Potsdam. Der Klimawandel läuft schneller ab, als noch vor zwei Jahren, zum Zeitpunkt des jüngsten Berichts des Weltklimarates (IPCC), erwartet wurde. Ohne eine schnelle Trendumkehr beim Treibhausgasausstoß werden die Folgen der Erderwärmung früher und dramatischer eintreten als bislang prophezeit. Dies zeigt die "Kopenhagen-Diagnose", ein Synthesebericht, mit dem 26 führende Klimaforscher die Weltöffentlichkeit und Entscheidungsträger zum Uno-Gipfel in der dänischen Hauptstadt wachrütteln wollen.
Die Regierungsvertreter von 192 Staaten "müssen die ganze Wahrheit über die globale Erwärmung und die damit verbundenen nie da gewesenen Risiken kennen", betont Hans Joachim Schellnhuber, Direktor des Potsdam-Instituts für Klimafolgenforschung (PIK). Es veröffentlichte gestern die unbequeme Diagnose. Darin fassen die Forscher, meist Mitautoren früherer Weltklimaberichte, neue Erkenntnisse zusammen, die 2007 noch nicht in den IPCC-Bericht eingeflossen waren.
So schwindet das arktische Meereis deutlich schneller, als damals zu erwarten war: Der Eisverlust in den Sommern 2007, 2008 und 2009 war jeweils rund 40 Prozent größer als der Mittelwert der Simulationsrechnungen des IPCC.

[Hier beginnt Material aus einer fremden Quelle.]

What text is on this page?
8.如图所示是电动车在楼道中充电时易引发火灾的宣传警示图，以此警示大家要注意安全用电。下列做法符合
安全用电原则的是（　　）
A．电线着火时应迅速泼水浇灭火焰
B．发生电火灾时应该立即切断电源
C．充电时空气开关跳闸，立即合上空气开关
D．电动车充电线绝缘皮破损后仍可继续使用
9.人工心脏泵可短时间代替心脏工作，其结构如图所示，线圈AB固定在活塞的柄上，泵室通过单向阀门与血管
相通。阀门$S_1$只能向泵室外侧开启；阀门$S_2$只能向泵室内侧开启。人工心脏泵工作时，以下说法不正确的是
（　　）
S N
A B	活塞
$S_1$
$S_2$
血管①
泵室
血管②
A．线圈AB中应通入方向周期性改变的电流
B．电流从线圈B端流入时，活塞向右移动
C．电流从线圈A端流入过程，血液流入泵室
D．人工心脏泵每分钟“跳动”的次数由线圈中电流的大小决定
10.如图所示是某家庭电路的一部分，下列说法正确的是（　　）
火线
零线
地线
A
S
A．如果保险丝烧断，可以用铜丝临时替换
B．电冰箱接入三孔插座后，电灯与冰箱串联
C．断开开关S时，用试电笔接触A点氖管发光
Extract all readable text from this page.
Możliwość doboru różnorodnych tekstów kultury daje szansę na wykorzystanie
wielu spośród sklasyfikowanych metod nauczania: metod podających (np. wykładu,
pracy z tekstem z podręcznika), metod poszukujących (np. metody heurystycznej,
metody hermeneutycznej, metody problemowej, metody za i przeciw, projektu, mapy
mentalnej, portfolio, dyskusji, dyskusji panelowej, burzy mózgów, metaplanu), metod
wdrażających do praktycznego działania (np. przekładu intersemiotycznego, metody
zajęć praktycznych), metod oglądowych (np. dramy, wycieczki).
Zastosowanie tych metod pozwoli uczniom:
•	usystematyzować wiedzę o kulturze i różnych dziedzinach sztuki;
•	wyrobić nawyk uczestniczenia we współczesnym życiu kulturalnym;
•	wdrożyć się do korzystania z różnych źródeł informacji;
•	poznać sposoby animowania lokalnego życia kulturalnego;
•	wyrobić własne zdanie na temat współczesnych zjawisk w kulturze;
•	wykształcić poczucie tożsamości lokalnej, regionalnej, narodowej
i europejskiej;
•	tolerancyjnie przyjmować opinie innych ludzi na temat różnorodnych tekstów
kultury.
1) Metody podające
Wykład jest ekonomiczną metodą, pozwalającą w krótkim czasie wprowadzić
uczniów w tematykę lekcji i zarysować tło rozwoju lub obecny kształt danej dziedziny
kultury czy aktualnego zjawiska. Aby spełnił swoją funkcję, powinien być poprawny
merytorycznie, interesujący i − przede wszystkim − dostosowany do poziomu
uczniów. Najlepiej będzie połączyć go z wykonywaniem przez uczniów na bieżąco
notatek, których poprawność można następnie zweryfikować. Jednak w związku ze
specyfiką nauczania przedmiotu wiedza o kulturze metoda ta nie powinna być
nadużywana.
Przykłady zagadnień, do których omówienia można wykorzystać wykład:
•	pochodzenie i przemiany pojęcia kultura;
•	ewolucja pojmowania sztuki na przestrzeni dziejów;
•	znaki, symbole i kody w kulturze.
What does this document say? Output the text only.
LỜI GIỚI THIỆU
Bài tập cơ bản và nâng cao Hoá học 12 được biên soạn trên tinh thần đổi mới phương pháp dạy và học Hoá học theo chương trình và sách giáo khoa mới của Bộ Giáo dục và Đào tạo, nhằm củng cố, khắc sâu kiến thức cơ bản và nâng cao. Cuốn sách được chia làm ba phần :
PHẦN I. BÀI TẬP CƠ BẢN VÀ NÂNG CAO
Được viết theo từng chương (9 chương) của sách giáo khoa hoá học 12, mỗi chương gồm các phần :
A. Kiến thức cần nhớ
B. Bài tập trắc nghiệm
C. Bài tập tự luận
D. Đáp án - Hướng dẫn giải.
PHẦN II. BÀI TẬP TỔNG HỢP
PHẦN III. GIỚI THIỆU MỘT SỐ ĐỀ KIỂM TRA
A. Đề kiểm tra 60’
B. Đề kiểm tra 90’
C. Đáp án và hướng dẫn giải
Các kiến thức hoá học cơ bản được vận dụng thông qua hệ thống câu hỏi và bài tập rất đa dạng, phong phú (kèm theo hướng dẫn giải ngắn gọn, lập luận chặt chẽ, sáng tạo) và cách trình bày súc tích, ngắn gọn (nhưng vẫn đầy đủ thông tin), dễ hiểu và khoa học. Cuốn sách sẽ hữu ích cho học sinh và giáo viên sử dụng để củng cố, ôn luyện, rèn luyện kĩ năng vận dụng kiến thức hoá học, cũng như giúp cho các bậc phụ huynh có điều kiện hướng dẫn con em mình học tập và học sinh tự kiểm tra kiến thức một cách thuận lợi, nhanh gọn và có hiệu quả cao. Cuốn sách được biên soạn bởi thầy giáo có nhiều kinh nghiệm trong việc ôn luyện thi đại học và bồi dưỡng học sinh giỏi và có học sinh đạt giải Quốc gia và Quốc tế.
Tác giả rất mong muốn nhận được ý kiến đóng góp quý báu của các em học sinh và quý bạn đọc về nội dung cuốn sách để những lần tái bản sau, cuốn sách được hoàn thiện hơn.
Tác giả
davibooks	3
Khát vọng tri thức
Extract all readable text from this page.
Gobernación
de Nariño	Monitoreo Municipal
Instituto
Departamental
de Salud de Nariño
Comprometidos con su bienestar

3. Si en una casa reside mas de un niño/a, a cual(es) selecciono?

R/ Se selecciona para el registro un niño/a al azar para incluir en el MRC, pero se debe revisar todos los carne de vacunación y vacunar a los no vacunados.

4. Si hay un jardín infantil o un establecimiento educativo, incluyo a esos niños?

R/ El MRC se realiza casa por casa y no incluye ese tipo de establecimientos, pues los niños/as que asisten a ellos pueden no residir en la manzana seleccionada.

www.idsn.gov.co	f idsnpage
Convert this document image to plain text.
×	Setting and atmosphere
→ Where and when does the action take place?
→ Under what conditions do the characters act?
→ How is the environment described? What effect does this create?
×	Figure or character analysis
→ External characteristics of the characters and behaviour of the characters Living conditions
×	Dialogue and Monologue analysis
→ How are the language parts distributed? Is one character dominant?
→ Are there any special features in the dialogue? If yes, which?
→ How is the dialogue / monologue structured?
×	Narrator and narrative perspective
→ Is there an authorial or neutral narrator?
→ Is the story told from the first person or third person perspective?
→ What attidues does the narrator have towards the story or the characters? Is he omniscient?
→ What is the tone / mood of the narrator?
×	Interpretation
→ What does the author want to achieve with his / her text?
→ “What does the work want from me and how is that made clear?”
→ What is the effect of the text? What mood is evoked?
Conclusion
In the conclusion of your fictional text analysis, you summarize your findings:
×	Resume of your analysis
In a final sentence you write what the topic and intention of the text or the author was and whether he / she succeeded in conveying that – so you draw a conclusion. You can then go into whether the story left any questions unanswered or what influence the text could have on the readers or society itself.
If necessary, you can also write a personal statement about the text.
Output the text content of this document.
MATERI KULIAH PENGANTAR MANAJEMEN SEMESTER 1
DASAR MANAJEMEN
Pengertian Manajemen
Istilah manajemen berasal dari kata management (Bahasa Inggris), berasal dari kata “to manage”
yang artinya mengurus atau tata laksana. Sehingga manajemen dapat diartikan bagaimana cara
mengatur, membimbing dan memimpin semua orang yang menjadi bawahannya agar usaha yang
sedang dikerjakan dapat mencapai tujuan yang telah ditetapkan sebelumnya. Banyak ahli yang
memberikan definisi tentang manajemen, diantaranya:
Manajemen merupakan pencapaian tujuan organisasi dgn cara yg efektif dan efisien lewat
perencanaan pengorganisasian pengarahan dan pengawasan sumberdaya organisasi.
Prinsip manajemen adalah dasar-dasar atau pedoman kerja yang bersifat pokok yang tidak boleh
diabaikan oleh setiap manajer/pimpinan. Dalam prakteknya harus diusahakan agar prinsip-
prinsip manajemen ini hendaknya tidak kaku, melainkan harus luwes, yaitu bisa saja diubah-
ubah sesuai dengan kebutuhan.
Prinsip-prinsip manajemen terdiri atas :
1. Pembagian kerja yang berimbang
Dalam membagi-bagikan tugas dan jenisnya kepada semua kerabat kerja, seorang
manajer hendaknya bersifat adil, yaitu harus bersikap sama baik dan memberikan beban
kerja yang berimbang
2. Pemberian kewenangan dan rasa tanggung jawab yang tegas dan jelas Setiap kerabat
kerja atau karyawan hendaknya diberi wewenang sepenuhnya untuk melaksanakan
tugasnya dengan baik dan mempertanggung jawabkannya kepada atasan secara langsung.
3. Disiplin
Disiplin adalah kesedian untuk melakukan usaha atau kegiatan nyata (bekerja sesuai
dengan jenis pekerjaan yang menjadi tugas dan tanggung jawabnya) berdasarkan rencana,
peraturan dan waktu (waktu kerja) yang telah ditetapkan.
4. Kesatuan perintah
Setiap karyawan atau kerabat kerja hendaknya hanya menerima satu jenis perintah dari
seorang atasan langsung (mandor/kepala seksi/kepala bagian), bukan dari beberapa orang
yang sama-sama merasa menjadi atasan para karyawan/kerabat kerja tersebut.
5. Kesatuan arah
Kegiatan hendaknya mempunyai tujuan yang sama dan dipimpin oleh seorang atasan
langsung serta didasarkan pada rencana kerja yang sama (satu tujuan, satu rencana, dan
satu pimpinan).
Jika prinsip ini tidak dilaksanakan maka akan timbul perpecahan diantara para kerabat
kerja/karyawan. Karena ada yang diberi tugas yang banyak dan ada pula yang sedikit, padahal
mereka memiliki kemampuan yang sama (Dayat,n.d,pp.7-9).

In den vergangenen 15 Jahren stieg der Meeresspiegel um mehr als fünf Zentimeter - im 20. Jahrhundert lag die Rate etwa halb so hoch. Durch den Schmelzwasserzufluss des Festlandeises könnte der Pegel bis zum Jahr 2100 global um bis zu zwei Meter ansteigen, warnen die Experten.
Im Jahr 2008 wurden etwa 40 Prozent mehr Kohlendioxid aus fossilen Energieträgern freigesetzt als im Jahr 1990: "Selbst wenn die Emissionen nicht weiter zunähmen, wäre innerhalb von 20 Jahren das Emissionsbudget aufgebraucht, das der Welt noch zur Verfügung steht, wenn die globale Erwärmung auf höchstens zwei Grad begrenzt werden soll", heißt es in der Pressemitteilung des PIK.
"Unser Spielraum ist so gut wie ausgeschöpft", betont Matthew England, Direktor am Klimaforschungszentrum der Universität of New South Wales (Australien). Die Welt brauche dringend eine verbindliche Einigung, "die sicherstellt, dass die großen Emittenten einmütig handeln".